I'm just checking in. Any updates on this?
The patch from this github issue fixes the zpool export problem: https://github.com/zfsonlinux/zfs/pull/3137/commits/65cdaa78aff3c2e21ff912b9acfc523f22a3b2c4 , but there is still an other problem during the zpool import call.
The patch from julian@ fixes this issue: https://lists.freebsd.org/pipermail/freebsd-stable/2016-October/085821.html
This issue appears to have nothing to do with GELI or GELIBoot The issue is apparently a use-after-free, and as noted, is fixed by Julian's patch
And the problem seems to be in the taskqeueu code, not ZFS.

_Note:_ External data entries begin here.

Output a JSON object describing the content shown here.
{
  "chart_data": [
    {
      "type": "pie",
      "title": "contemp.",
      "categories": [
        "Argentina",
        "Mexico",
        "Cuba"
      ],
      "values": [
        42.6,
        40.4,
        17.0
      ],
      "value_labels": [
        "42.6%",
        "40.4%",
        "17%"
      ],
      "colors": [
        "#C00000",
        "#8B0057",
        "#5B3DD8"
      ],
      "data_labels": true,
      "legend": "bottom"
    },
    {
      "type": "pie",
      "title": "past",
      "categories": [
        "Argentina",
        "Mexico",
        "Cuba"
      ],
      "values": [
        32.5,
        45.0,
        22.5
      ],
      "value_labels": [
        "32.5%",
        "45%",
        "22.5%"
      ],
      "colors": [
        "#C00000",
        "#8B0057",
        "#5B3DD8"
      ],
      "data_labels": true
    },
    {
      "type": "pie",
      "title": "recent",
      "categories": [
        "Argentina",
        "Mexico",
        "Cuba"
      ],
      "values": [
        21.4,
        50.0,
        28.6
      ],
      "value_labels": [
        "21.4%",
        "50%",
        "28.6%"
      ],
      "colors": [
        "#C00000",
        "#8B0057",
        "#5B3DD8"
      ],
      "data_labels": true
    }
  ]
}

A commit references this bug: Author: julian Date: Mon Oct 10 04:57:33 UTC 2016 New revision: 306935 URL: https://svnweb.freebsd.org/changeset/base/306935 Log: While the thread is sleeping in taskqueue_drain_all() it is posible that the queue entry it is looking at is removed from the queue, but we make no effort to account for this. when we wake up we need to check it's still there. PR: 209580 Sponsored by: Panzura inc Differential Revision: D8160 Changes: stable/10/sys/kern/subr_taskqueue.c
(In reply to op from comment #5) Hi have you confirmed that this fixes that problem? I know it fixed our ZFS boot problem when Invariants was on.

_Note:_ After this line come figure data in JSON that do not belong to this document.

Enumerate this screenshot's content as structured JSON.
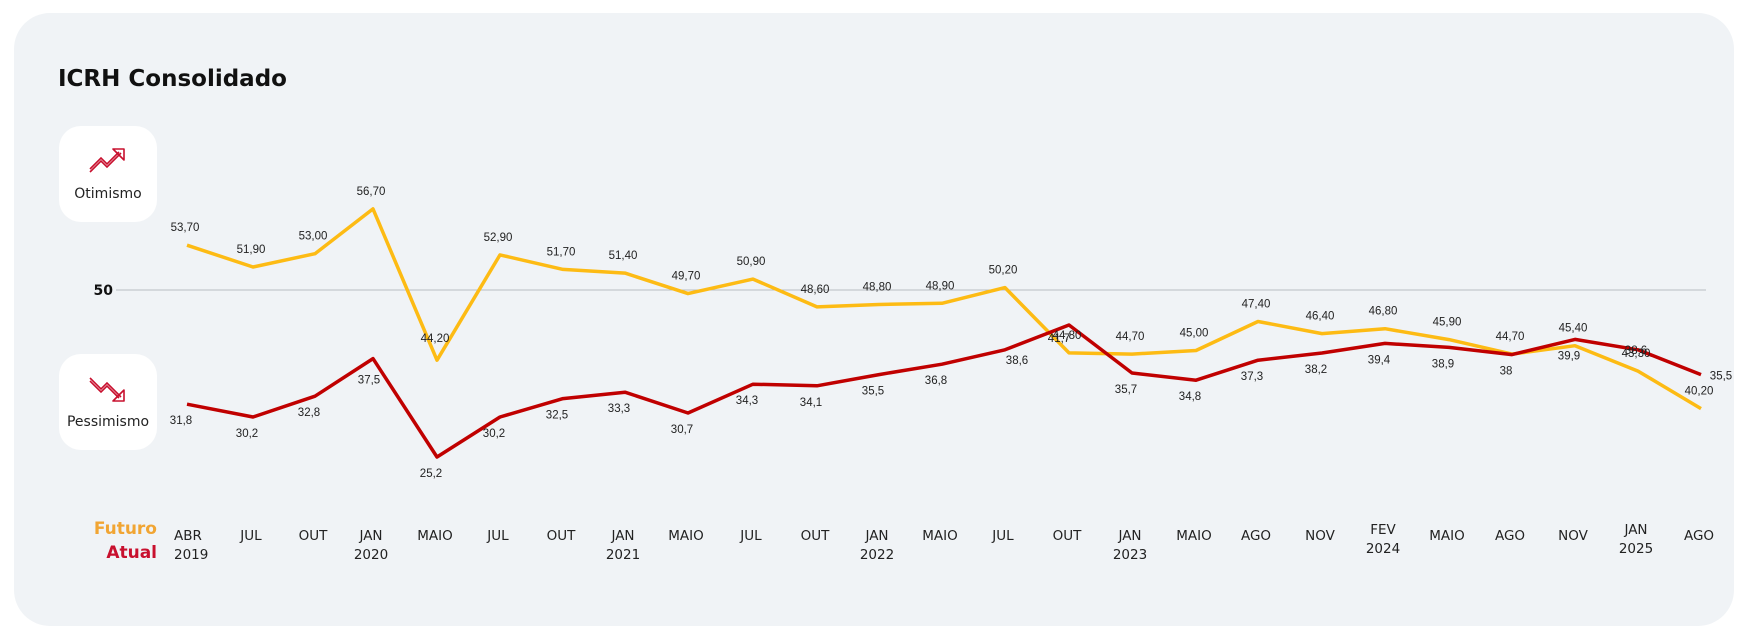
{
  "title": "ICRH Consolidado",
  "badges": {
    "optimism_label": "Otimismo",
    "optimism_icon": "trend-up-icon",
    "pessimism_label": "Pessimismo",
    "pessimism_icon": "trend-down-icon"
  },
  "legend": {
    "future": "Futuro",
    "current": "Atual"
  },
  "colors": {
    "future": "#fdbb14",
    "current": "#c00000",
    "reference_line": "#b8bcc2"
  },
  "chart_data": {
    "type": "line",
    "title": "ICRH Consolidado",
    "x": [
      [
        "ABR",
        "2019"
      ],
      [
        "JUL",
        ""
      ],
      [
        "OUT",
        ""
      ],
      [
        "JAN",
        "2020"
      ],
      [
        "MAIO",
        ""
      ],
      [
        "JUL",
        ""
      ],
      [
        "OUT",
        ""
      ],
      [
        "JAN",
        "2021"
      ],
      [
        "MAIO",
        ""
      ],
      [
        "JUL",
        ""
      ],
      [
        "OUT",
        ""
      ],
      [
        "JAN",
        "2022"
      ],
      [
        "MAIO",
        ""
      ],
      [
        "JUL",
        ""
      ],
      [
        "OUT",
        ""
      ],
      [
        "JAN",
        "2023"
      ],
      [
        "MAIO",
        ""
      ],
      [
        "AGO",
        ""
      ],
      [
        "NOV",
        ""
      ],
      [
        "FEV",
        "2024"
      ],
      [
        "MAIO",
        ""
      ],
      [
        "AGO",
        ""
      ],
      [
        "NOV",
        ""
      ],
      [
        "JAN",
        "2025"
      ],
      [
        "AGO",
        ""
      ]
    ],
    "series": [
      {
        "name": "Futuro",
        "values": [
          53.7,
          51.9,
          53.0,
          56.7,
          44.2,
          52.9,
          51.7,
          51.4,
          49.7,
          50.9,
          48.6,
          48.8,
          48.9,
          50.2,
          44.8,
          44.7,
          45.0,
          47.4,
          46.4,
          46.8,
          45.9,
          44.7,
          45.4,
          43.3,
          40.2
        ],
        "labels": [
          "53,70",
          "51,90",
          "53,00",
          "56,70",
          "44,20",
          "52,90",
          "51,70",
          "51,40",
          "49,70",
          "50,90",
          "48,60",
          "48,80",
          "48,90",
          "50,20",
          "44,80",
          "44,70",
          "45,00",
          "47,40",
          "46,40",
          "46,80",
          "45,90",
          "44,70",
          "45,40",
          "43,30",
          "40,20"
        ]
      },
      {
        "name": "Atual",
        "values": [
          31.8,
          30.2,
          32.8,
          37.5,
          25.2,
          30.2,
          32.5,
          33.3,
          30.7,
          34.3,
          34.1,
          35.5,
          36.8,
          38.6,
          41.7,
          35.7,
          34.8,
          37.3,
          38.2,
          39.4,
          38.9,
          38,
          39.9,
          38.6,
          35.5
        ],
        "labels": [
          "31,8",
          "30,2",
          "32,8",
          "37,5",
          "25,2",
          "30,2",
          "32,5",
          "33,3",
          "30,7",
          "34,3",
          "34,1",
          "35,5",
          "36,8",
          "38,6",
          "41,7",
          "35,7",
          "34,8",
          "37,3",
          "38,2",
          "39,4",
          "38,9",
          "38",
          "39,9",
          "38,6",
          "35,5"
        ]
      }
    ],
    "reference_line": {
      "value": 50,
      "label": "50"
    },
    "grid": false
  }
}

Julian have asked for an EN for this, place this on our radar.
Yes, I tested the fix multiple times, and it fixed this issue. Thanks!
Btw, it would be really nice to add at least one test machine with enabled INVARIANT on stable branches too in FreeBSD's test cluster.
batch change: For bugs that match the following - Status Is In progress AND - Untouched since 2018-01-01. AND - Affects Base System OR Documentation DO: Reset to open status. Note: I did a quick pass but if you are getting this email it might be worthwhile to double check to see if this bug ought to be closed.
Fixed by r306935.